Evaluating the role of immunomodulation in synergizing BMP-induced bone repair

评估免疫调节在协同 BMP 诱导的骨修复中的作用

• 批准号: 10728000
• 负责人: Julianne Leigh Holloway
• 金额: $ 35.2万
• 依托单位: ARIZONA STATE UNIVERSITY-TEMPE CAMPUS
• 依托单位国家: 美国
• 财政年份: 2023
• 资助国家: 美国
• 起止时间: 2023-09-15 至 2025-06-30
• 项目状态: 未结题
• 来源: https://reporter.nih.gov/project-details/10728000
• 关键词: Address; BMP2 gene; Behavior; Bone Morphogenetic Proteins; Bone Regeneration; Bone Tissue; Bone remodeling; Cell physiology; Cells; Cellular Metabolic Process; Cephalic; Citric Acid Cycle; Clinic; Clinical; Coculture Techniques; Complex; Data; Defect; Dendritic Cells; Disease; Dose; Equilibrium; Gene Expression; Glycolysis; Hyaluronic Acid; Hydrogels; Immune; In Vitro; Inflammatory; Kinetics; Macrophage; Matrix Metalloproteinases; Mediating; Metabolism; Minerals; Modeling; Mus; Osteoblasts; Osteoclasts; Osteogenesis; Patients; Peptide Hydrolases; Phenotype; Polymers; Process; Proliferating; Rattus; Recovery; Research; Research Personnel; Role; Signal Transduction; Techniques; Testing; Therapeutic; Therapeutic Effect; Time; Tissue Engineering; Tissues; Trauma; Work; alpha ketoglutarate; bone healing; bone repair; cell behavior; cost; design; immunoregulation; improved; in vivo; in vivo Model; innovation; mesenchymal stromal cell; metabolomics; migration; novel; osteogenic; particle; patient variability; prevent; repair model; repaired; side effect; skeletal; small molecule

Project Summary The use of bone morphogenetic proteins (BMPs) shows promise as therapeutics for improving bone repair; however, high supraphysiological concentrations required for the desired osteoinductive effect, costs, and patient variability have prevented the full advantages of BMP-based therapeutics from being realized.
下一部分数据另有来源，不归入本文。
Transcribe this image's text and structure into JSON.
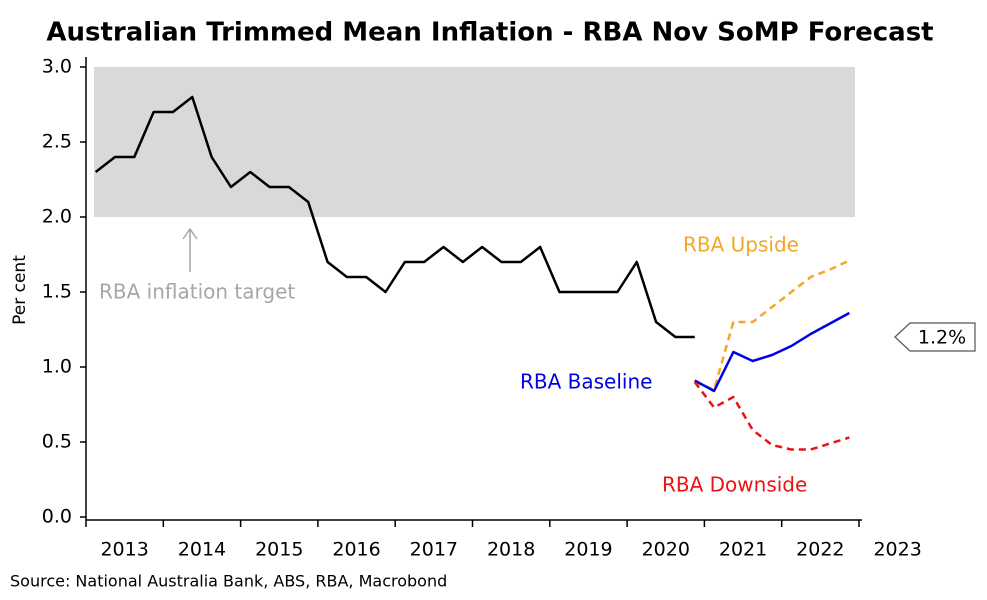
{
  "chart_data": {
    "type": "line",
    "title": "Australian Trimmed Mean Inflation - RBA Nov SoMP Forecast",
    "y_label": "Per cent",
    "source": "Source: National Australia Bank, ABS, RBA, Macrobond",
    "xlim": [
      2013,
      2023
    ],
    "xticks": [
      2013,
      2014,
      2015,
      2016,
      2017,
      2018,
      2019,
      2020,
      2021,
      2022,
      2023
    ],
    "ylim": [
      0,
      3
    ],
    "yticks": [
      {
        "value": 0,
        "label": "0.0"
      },
      {
        "value": 0.5,
        "label": "0.5"
      },
      {
        "value": 1,
        "label": "1.0"
      },
      {
        "value": 1.5,
        "label": "1.5"
      },
      {
        "value": 2,
        "label": "2.0"
      },
      {
        "value": 2.5,
        "label": "2.5"
      },
      {
        "value": 3,
        "label": "3.0"
      }
    ],
    "target_band": {
      "label": "RBA inflation target",
      "range": [
        2,
        3
      ],
      "color": "#d9d9d9"
    },
    "last_value_label": {
      "value": 1.2,
      "label": "1.2%"
    },
    "series": [
      {
        "color": "#000000",
        "dash": false,
        "x": [
          2013.125,
          2013.375,
          2013.625,
          2013.875,
          2014.125,
          2014.375,
          2014.625,
          2014.875,
          2015.125,
          2015.375,
          2015.625,
          2015.875,
          2016.125,
          2016.375,
          2016.625,
          2016.875,
          2017.125,
          2017.375,
          2017.625,
          2017.875,
          2018.125,
          2018.375,
          2018.625,
          2018.875,
          2019.125,
          2019.375,
          2019.625,
          2019.875,
          2020.125,
          2020.375,
          2020.625,
          2020.875
        ],
        "values": [
          2.3,
          2.4,
          2.4,
          2.7,
          2.7,
          2.8,
          2.4,
          2.2,
          2.3,
          2.2,
          2.2,
          2.1,
          1.7,
          1.6,
          1.6,
          1.5,
          1.7,
          1.7,
          1.8,
          1.7,
          1.8,
          1.7,
          1.7,
          1.8,
          1.5,
          1.5,
          1.5,
          1.5,
          1.7,
          1.3,
          1.2,
          1.2
        ]
      },
      {
        "name": "RBA Upside",
        "color": "#f5a623",
        "dash": true,
        "x": [
          2020.875,
          2021.125,
          2021.375,
          2021.625,
          2021.875,
          2022.125,
          2022.375,
          2022.625,
          2022.875
        ],
        "values": [
          0.9,
          0.85,
          1.3,
          1.3,
          1.4,
          1.5,
          1.6,
          1.65,
          1.71
        ]
      },
      {
        "name": "RBA Baseline",
        "color": "#0000e6",
        "dash": false,
        "x": [
          2020.875,
          2021.125,
          2021.375,
          2021.625,
          2021.875,
          2022.125,
          2022.375,
          2022.625,
          2022.875
        ],
        "values": [
          0.91,
          0.84,
          1.1,
          1.04,
          1.08,
          1.14,
          1.22,
          1.29,
          1.36
        ]
      },
      {
        "name": "RBA Downside",
        "color": "#ee1111",
        "dash": true,
        "x": [
          2020.875,
          2021.125,
          2021.375,
          2021.625,
          2021.875,
          2022.125,
          2022.375,
          2022.625,
          2022.875
        ],
        "values": [
          0.9,
          0.73,
          0.8,
          0.58,
          0.48,
          0.45,
          0.45,
          0.49,
          0.53
        ]
      }
    ]
  }
}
Thus, there is a clinical need to develop new bone tissue engineering approaches that promote osteogenesis at lower BMP doses and prevent adverse side effects. Healthy bone formation and remodeling requires a delicate balance between skeletal (e.g. osteoblasts) and immune (e.g. osteoclasts, macrophages, etc.) cells, which is often overlooked when developing new bone regeneration therapeutics. To address these limitations, we propose the use of immunomodulatory microparticles to enhance BMP-induced bone repair. Proteolytically- degradable hyaluronic acid hydrogels will be used to co-deliver BMP2 and immunomodulatory microparticles via cell-mediated hydrogel degradation. For the immunomodulatory microparticles, we have designed novel poly(alpha-ketoglutarate) microparticles (paKG MPs), which sustainably release alpha-ketoglutarate (aKG) upon hydrolytic degradation. aKG is known to regulate both osteoblast and osteoclast behavior. Furthermore, paKG MPs are highly tunable, enabling precise control over aKG release kinetics. In this project, the ability of paKG MPs to enhance BMP-induced osteogenesis will be investigated in vitro and in vivo. We hypothesize sustained aKG delivery will enable control over the balance between osteoblast and osteoclast signaling, leading to increased osteogenesis and bone formation. The proposed work will be accomplished through the following aims: (1) Develop hyaluronic acid hydrogels with combined, sustained delivery of BMP2 and aKG; and (2) Evaluate the effect of aKG on a) in vitro cell behavior and b) in vivo bone repair. A range of microparticle concentrations will be tested to optimize aKG delivery. In vitro cell behavior will be evaluated via viability, proliferation, metabolomics, differentiation (i.e. osteoblast and osteoclast markers), and mineral formation and resorption. In vivo bone repair will be assessed using a critical-sized cranial defect rat model.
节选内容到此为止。